#119 Briefwechsel

Fest gemauert in der Erde steht er da in Gelb markant und schluck sie alle runter, die Briefe, die noch geschrieben werden. Allerdings gerät auch dieses Relikt mehr und mehr in die Bredouille oder besser gesagt ins Hintertreffen. Das ist eine Gefahr für das handgeschriebene Wort. Oder für die originale Unterschrift, die noch nicht auf elektronischen Weg geleistet werden kann. Oder die Postkarte mit den idyllischen Ansichten von sonst wo her – die den Tourismus einfach ausradiert. Ein Ort für die gute und die schlechte Nachricht sowieso. Der gute alte Briefkasten ist nicht wählerisch, gibt keine Widerworte. Was könnte er wohl erzählen, ließe man dies zu. Er ist noch geduldig obwohl seine Pflege zunehmend nachlässt. Sonntags gibt es keine Leerung mehr. Und die Post, die wir dienstags erhalten (montags scheint es keine Post zugeben) ist somit Schnee von vorvorgestern.

Aber wen sollte dies verwundern? Unsere Gesellschaft ist im Wandel, wie ich es selbst an diesem kleinen Beispiel sehen kann. Wir alle sind es, die diesen Wandel produzieren. Was gut gelungen oder bestenfalls nur schlecht sein wird, wird uns die Zukunft zeigen. Für mich fühlt es sich so an, als hätte die Geschwindigkeit des Wandels Fahrt aufgenommen. Es ist subtil aber dennoch für mich spürbar. Hin und her gerissen bin ich stets ob dieser Erkenntnis. Eine Haltung oder Einstellung finde ich noch nicht so recht. Vielleicht ist es auch völlig unnötig, dass ich darüber Gedanken verliere. Schließlich hilft hadern am wenigsten.

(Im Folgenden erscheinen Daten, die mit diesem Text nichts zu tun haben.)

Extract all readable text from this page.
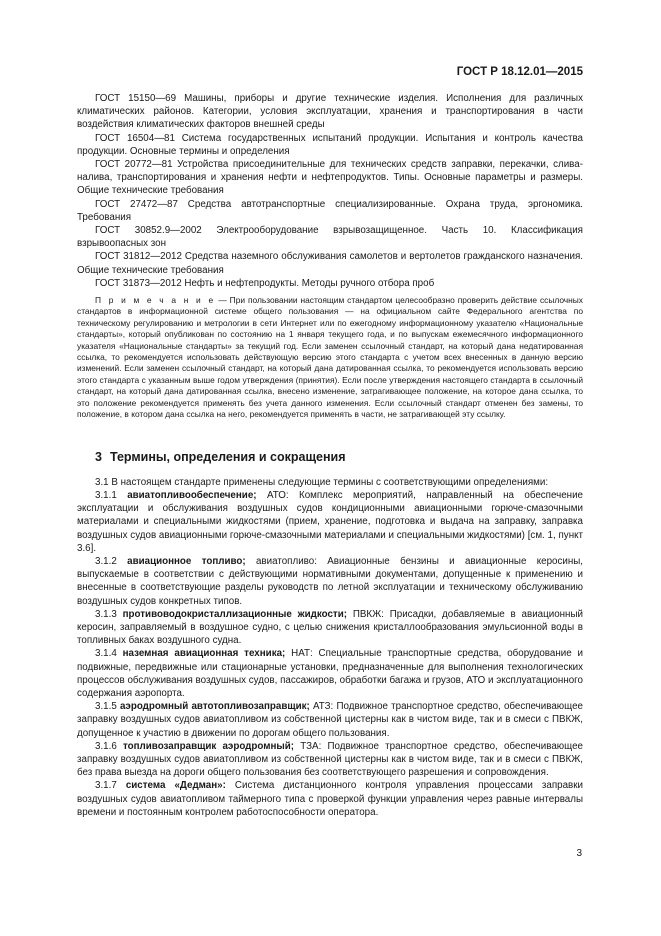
ГОСТ Р 18.12.01—2015

ГОСТ 15150—69 Машины, приборы и другие технические изделия. Исполнения для различных климатических районов. Категории, условия эксплуатации, хранения и транспортирования в части воздействия климатических факторов внешней среды

ГОСТ 16504—81 Система государственных испытаний продукции. Испытания и контроль качества продукции. Основные термины и определения

ГОСТ 20772—81 Устройства присоединительные для технических средств заправки, перекачки, слива-налива, транспортирования и хранения нефти и нефтепродуктов. Типы. Основные параметры и размеры. Общие технические требования

ГОСТ 27472—87 Средства автотранспортные специализированные. Охрана труда, эргономика. Требования

ГОСТ 30852.9—2002 Электрооборудование взрывозащищенное. Часть 10. Классификация взрывоопасных зон

ГОСТ 31812—2012 Средства наземного обслуживания самолетов и вертолетов гражданского назначения. Общие технические требования

ГОСТ 31873—2012 Нефть и нефтепродукты. Методы ручного отбора проб

П р и м е ч а н и е — При пользовании настоящим стандартом целесообразно проверить действие ссылочных стандартов в информационной системе общего пользования — на официальном сайте Федерального агентства по техническому регулированию и метрологии в сети Интернет или по ежегодному информационному указателю «Национальные стандарты», который опубликован по состоянию на 1 января текущего года, и по выпускам ежемесячного информационного указателя «Национальные стандарты» за текущий год. Если заменен ссылочный стандарт, на который дана недатированная ссылка, то рекомендуется использовать действующую версию этого стандарта с учетом всех внесенных в данную версию изменений. Если заменен ссылочный стандарт, на который дана датированная ссылка, то рекомендуется использовать версию этого стандарта с указанным выше годом утверждения (принятия). Если после утверждения настоящего стандарта в ссылочный стандарт, на который дана датированная ссылка, внесено изменение, затрагивающее положение, на которое дана ссылка, то это положение рекомендуется применять без учета данного изменения. Если ссылочный стандарт отменен без замены, то положение, в котором дана ссылка на него, рекомендуется применять в части, не затрагивающей эту ссылку.

3 Термины, определения и сокращения

3.1 В настоящем стандарте применены следующие термины с соответствующими определениями:

3.1.1 авиатопливообеспечение; АТО: Комплекс мероприятий, направленный на обеспечение эксплуатации и обслуживания воздушных судов кондиционными авиационными горюче-смазочными материалами и специальными жидкостями (прием, хранение, подготовка и выдача на заправку, заправка воздушных судов авиационными горюче-смазочными материалами и специальными жидкостями) [см. 1, пункт 3.6].

3.1.2 авиационное топливо; авиатопливо: Авиационные бензины и авиационные керосины, выпускаемые в соответствии с действующими нормативными документами, допущенные к применению и внесенные в соответствующие разделы руководств по летной эксплуатации и техническому обслуживанию воздушных судов конкретных типов.

3.1.3 противоводокристаллизационные жидкости; ПВКЖ: Присадки, добавляемые в авиационный керосин, заправляемый в воздушное судно, с целью снижения кристаллообразования эмульсионной воды в топливных баках воздушного судна.

3.1.4 наземная авиационная техника; НАТ: Специальные транспортные средства, оборудование и подвижные, передвижные или стационарные установки, предназначенные для выполнения технологических процессов обслуживания воздушных судов, пассажиров, обработки багажа и грузов, АТО и эксплуатационного содержания аэропорта.

3.1.5 аэродромный автотопливозаправщик; АТЗ: Подвижное транспортное средство, обеспечивающее заправку воздушных судов авиатопливом из собственной цистерны как в чистом виде, так и в смеси с ПВКЖ, допущенное к участию в движении по дорогам общего пользования.

3.1.6 топливозаправщик аэродромный; ТЗА: Подвижное транспортное средство, обеспечивающее заправку воздушных судов авиатопливом из собственной цистерны как в чистом виде, так и в смеси с ПВКЖ, без права выезда на дороги общего пользования без соответствующего разрешения и сопровождения.

3.1.7 система «Дедман»: Система дистанционного контроля управления процессами заправки воздушных судов авиатопливом таймерного типа с проверкой функции управления через равные интервалы времени и постоянным контролем работоспособности оператора.

3
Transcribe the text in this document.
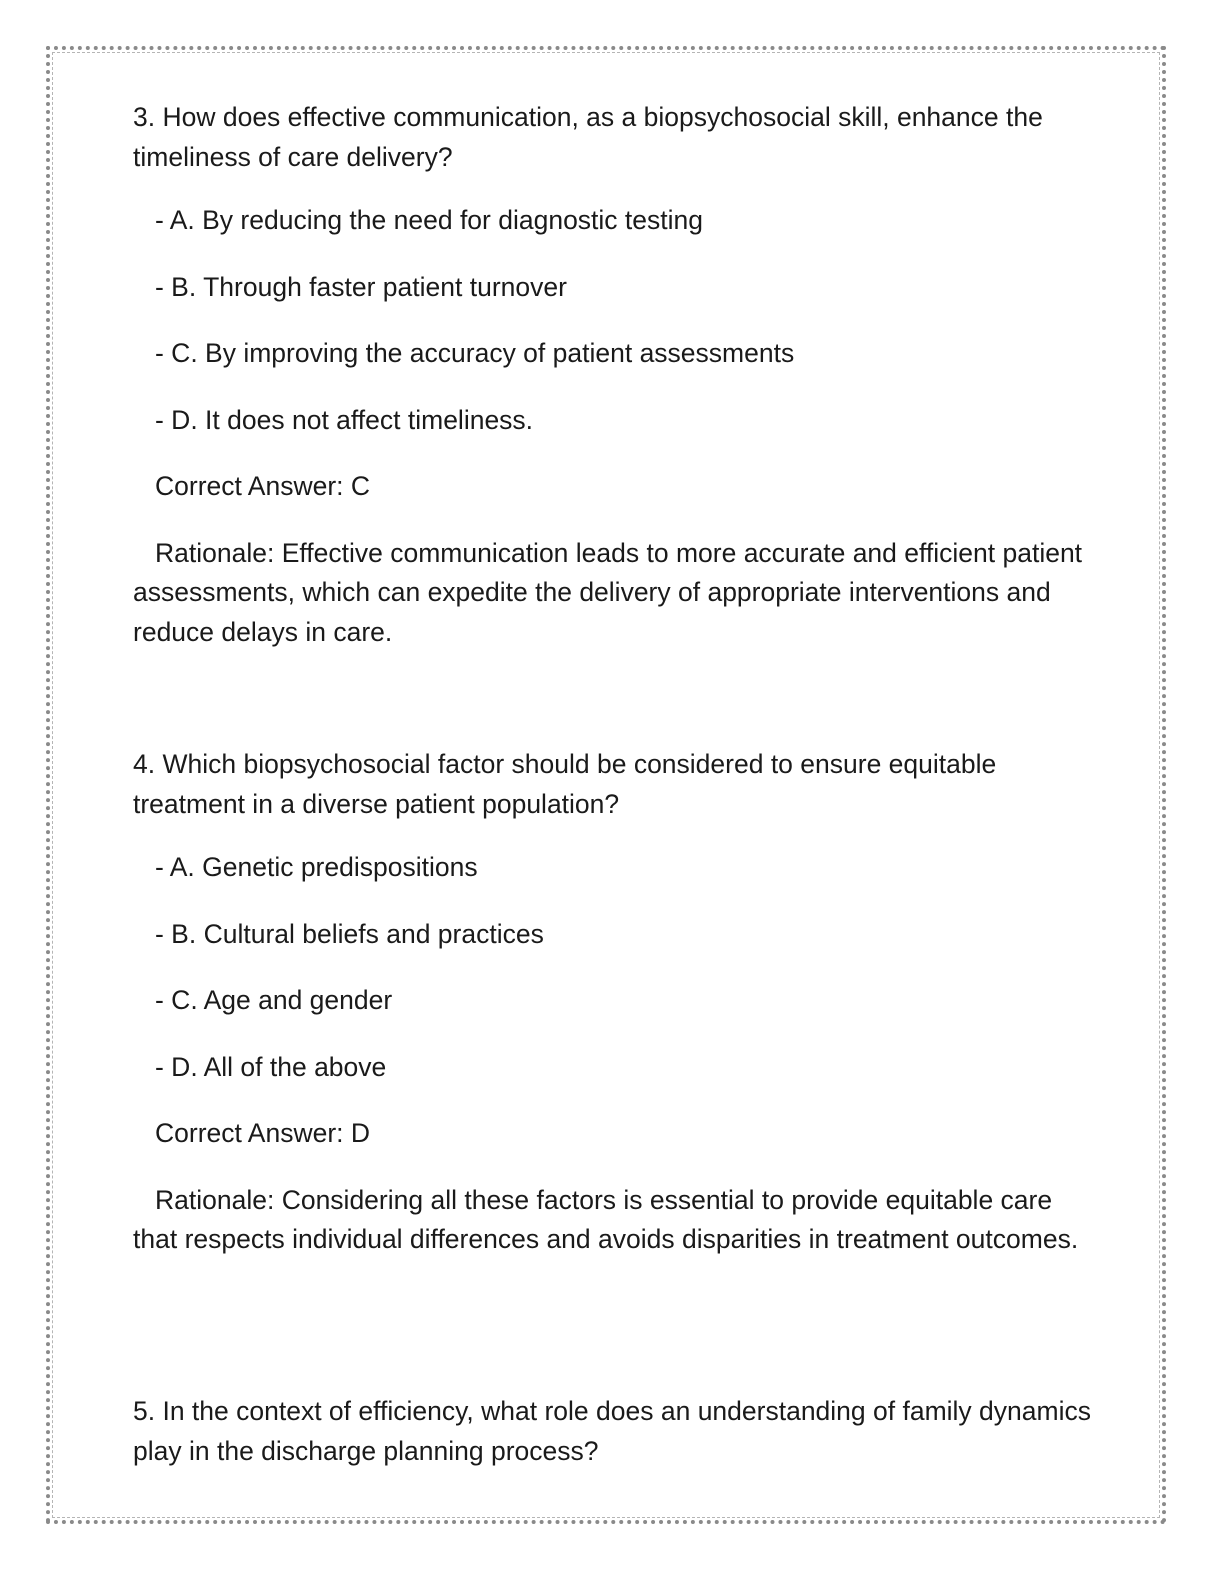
3. How does effective communication, as a biopsychosocial skill, enhance the timeliness of care delivery?

- A. By reducing the need for diagnostic testing

- B. Through faster patient turnover

- C. By improving the accuracy of patient assessments

- D. It does not affect timeliness.

Correct Answer: C

Rationale: Effective communication leads to more accurate and efficient patient assessments, which can expedite the delivery of appropriate interventions and reduce delays in care.

4. Which biopsychosocial factor should be considered to ensure equitable treatment in a diverse patient population?

- A. Genetic predispositions

- B. Cultural beliefs and practices

- C. Age and gender

- D. All of the above

Correct Answer: D

Rationale: Considering all these factors is essential to provide equitable care that respects individual differences and avoids disparities in treatment outcomes.

5. In the context of efficiency, what role does an understanding of family dynamics play in the discharge planning process?
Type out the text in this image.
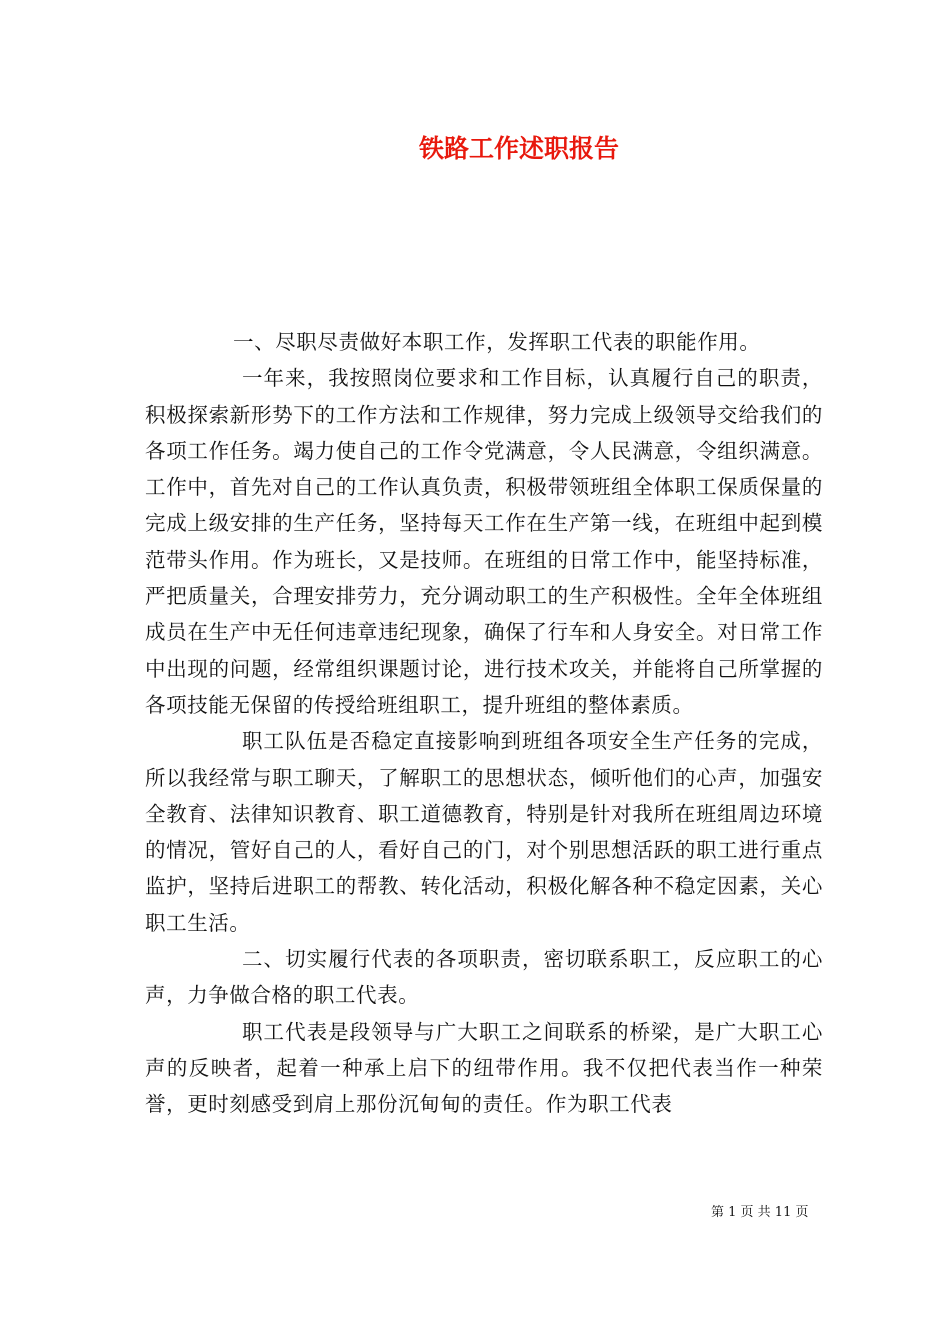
铁路工作述职报告

一、尽职尽责做好本职工作，发挥职工代表的职能作用。

一年来，我按照岗位要求和工作目标，认真履行自己的职责，积极探索新形势下的工作方法和工作规律，努力完成上级领导交给我们的各项工作任务。竭力使自己的工作令党满意，令人民满意，令组织满意。工作中，首先对自己的工作认真负责，积极带领班组全体职工保质保量的完成上级安排的生产任务，坚持每天工作在生产第一线，在班组中起到模范带头作用。作为班长，又是技师。在班组的日常工作中，能坚持标准，严把质量关，合理安排劳力，充分调动职工的生产积极性。全年全体班组成员在生产中无任何违章违纪现象，确保了行车和人身安全。对日常工作中出现的问题，经常组织课题讨论，进行技术攻关，并能将自己所掌握的各项技能无保留的传授给班组职工，提升班组的整体素质。

职工队伍是否稳定直接影响到班组各项安全生产任务的完成，所以我经常与职工聊天，了解职工的思想状态，倾听他们的心声，加强安全教育、法律知识教育、职工道德教育，特别是针对我所在班组周边环境的情况，管好自己的人，看好自己的门，对个别思想活跃的职工进行重点监护，坚持后进职工的帮教、转化活动，积极化解各种不稳定因素，关心职工生活。

二、切实履行代表的各项职责，密切联系职工，反应职工的心声，力争做合格的职工代表。

职工代表是段领导与广大职工之间联系的桥梁，是广大职工心声的反映者，起着一种承上启下的纽带作用。我不仅把代表当作一种荣誉，更时刻感受到肩上那份沉甸甸的责任。作为职工代表

第 1 页 共 11 页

Die Fähigkeit der Anpassung, der Adaption ist gefragt. Bloß mit dem Unterschied, dass ich aus einer Vielzahl von Möglichkeiten bezüglich meiner Assimilation wählen kann oder muss. Manchmal mogelt sich ein Bild aus „Panem“* in meine Fantasie. Doch dann schüttle ich den Kopf – so weit kommt es (hoffentlich) nicht. Herauszufinden, welches Szenarium für mich passt, sehe ich dennoch als eine meiner größeren Aufgabe.